Maria respondeu - e ao responder, criou o laço que faltava no universo.

- Não estou interessada.

- Você tem luz. Deixe- me pelo menos fazer um esboço.

O que era esboço? O que era "luz"? Não deixava de ser uma mulher vaidosa, imagine ter o seu retrato feito por alguém que parecia sério! Começou a delirar: e se fosse um pintor famoso? Ela seria imortalizada para sempre em uma tela! Exposta em Paris, ou em Salvador da Bahia! Um mito!

Por outro lado, o que fazia aquele homem, com toda aquela bagunça a sua volta, em um bar tão caro e possivelmente bem freqüentado?

Adivinhando seu pensamento, a moça que atendia os clientes disse baixinho:

- Ele é um artista muito conhecido.

Sua intuição não falhara. Maria procurou controlar-se e manter o sangue-frio.

- Vem aqui de vez em quando, e traz sempre um cliente importante. Diz que gosta do ambiente, que fica inspirado. Está fazendo um painel com as pessoas que representam a cidade, foi uma encomenda da prefeitura.

Maria olhou para o homem que estava sendo pintado. De novo a garçonete leu seu pensamento.

- É um químico que fez uma descoberta revolucionária. Ganhou o prêmio Nobel.

- Não vá embora - repetiu o pintor. - Vou terminar em cinco minutos. Peça o que quiser e coloque na minha conta.

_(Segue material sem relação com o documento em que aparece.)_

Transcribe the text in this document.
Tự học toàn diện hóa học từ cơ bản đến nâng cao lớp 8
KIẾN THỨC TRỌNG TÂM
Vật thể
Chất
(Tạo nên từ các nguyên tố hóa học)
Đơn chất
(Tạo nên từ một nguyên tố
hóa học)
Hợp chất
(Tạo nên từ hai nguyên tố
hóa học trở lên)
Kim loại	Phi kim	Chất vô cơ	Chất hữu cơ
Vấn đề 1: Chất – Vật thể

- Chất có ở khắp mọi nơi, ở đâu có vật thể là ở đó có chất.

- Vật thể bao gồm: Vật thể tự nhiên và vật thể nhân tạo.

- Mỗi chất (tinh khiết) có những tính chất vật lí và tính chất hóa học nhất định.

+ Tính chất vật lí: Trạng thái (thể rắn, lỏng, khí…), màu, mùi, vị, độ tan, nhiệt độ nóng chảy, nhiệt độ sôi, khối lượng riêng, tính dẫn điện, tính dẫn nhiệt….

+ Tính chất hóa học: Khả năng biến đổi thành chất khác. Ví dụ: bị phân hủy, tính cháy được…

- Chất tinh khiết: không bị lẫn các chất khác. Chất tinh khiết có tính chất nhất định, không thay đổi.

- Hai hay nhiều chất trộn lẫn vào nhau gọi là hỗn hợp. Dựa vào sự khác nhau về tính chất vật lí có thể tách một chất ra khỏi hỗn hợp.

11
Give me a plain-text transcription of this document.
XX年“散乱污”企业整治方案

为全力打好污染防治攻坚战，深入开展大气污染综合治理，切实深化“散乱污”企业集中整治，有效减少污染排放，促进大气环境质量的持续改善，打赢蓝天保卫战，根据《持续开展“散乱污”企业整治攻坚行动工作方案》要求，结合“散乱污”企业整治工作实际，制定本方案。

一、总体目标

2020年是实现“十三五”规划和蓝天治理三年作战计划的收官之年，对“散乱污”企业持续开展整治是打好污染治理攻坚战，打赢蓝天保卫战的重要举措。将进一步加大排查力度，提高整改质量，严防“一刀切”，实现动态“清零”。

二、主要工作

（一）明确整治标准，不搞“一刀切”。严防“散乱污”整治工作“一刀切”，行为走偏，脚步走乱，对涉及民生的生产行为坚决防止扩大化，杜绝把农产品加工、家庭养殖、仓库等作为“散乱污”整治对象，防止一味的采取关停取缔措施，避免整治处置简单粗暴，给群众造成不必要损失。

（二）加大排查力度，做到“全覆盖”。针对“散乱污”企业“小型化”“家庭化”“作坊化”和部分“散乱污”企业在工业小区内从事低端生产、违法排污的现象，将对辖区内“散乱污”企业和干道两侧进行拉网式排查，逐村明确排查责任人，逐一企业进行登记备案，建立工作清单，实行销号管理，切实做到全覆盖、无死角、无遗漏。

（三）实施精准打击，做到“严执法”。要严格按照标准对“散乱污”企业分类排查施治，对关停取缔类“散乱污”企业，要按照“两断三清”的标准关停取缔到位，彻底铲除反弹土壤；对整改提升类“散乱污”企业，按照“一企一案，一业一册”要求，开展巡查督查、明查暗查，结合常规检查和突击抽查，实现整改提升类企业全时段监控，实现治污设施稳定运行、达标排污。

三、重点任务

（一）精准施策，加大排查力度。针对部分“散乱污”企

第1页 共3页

Como que hipnotizada pela ordem, ela sentou-se no bar, pediu um coquetel de anis (como não costumava beber, a única coisa que lhe ocorreu foi imitar o tal prêmio Nobel), e ficou olhando o homem trabalhar. "Não represento a cidade, por isso ele deve estar interessado em outra coisa. Mas não faz meu tipo", pensou automaticamente, repetindo o que sempre dizia para si mesma desde que começara a trabalhar no Copacabana; era sua tábua de salvação e sua renúncia voluntária às armadilh as do coração.



Uma vez isso bem claro, não custava esperar um pouco talvez a moça no balcão estivesse certa, e aquele homem pudesse abrir as portas de um mundo que não conhecia, mas com o qual sempre sonhara: afinal de contas, não tinha pensado em seguir a carreira de modelo?

Ficou observando a agilidade e a rapidez com que ele concluía o seu trabalho - pelo visto era uma tela muito grande, mas estava completamente dobrada, e ela não podia ver os outros rostos ali retratados. E se agora tivesse uma nova oportunidade?

O homem (resolvera que era "homem", e não "rapaz", porque senão iria começar a sentir-se velha demais para sua idade) não parecia o tipo que faz aquela proposta apenas para passar uma noite com ela. Cinco minutos depois, conforme prometera, ele havia terminado seu trabalho, enquanto Maria se concentrava no Brasil, no seu futuro brilhante, e na absoluta falta de interesse que tinha em conhecer pessoas novas que pudessem colocar todos aqueles planos em risco.

- Obrigado, já pode mudar de posição - disse o pintor para o químico, que pareceu acordar de um sonho.

E, virando-se para Maria, disse sem rodeios:

- Vá para aquele canto e fique à vontade. A luz está ótima.

Como se tudo já estivesse combinado pelo destino, como se fosse a coisa mais natural do mundo, como se sempre em sua vida tivesse conhecido aquele homem, ou tivesse vivido aquele momento em sonhos e agora soubesse o que fazer na vida real, Maria pegou seu copo de anis, a bolsa, os livros sobre administração de fazendas, e dirigiu-se ao lugar indicado pelo homem uma mesa perto da janela. Ele trouxe os pincéis, a tela grande, uma série de pequenos vidros cheios de tinta de diversas cores, um maço de cigarros, e ajoelhou-se aos seus pés.

- Fique sempre na mesma posição.

- É pedir muito; minha vida está sempre em movimento.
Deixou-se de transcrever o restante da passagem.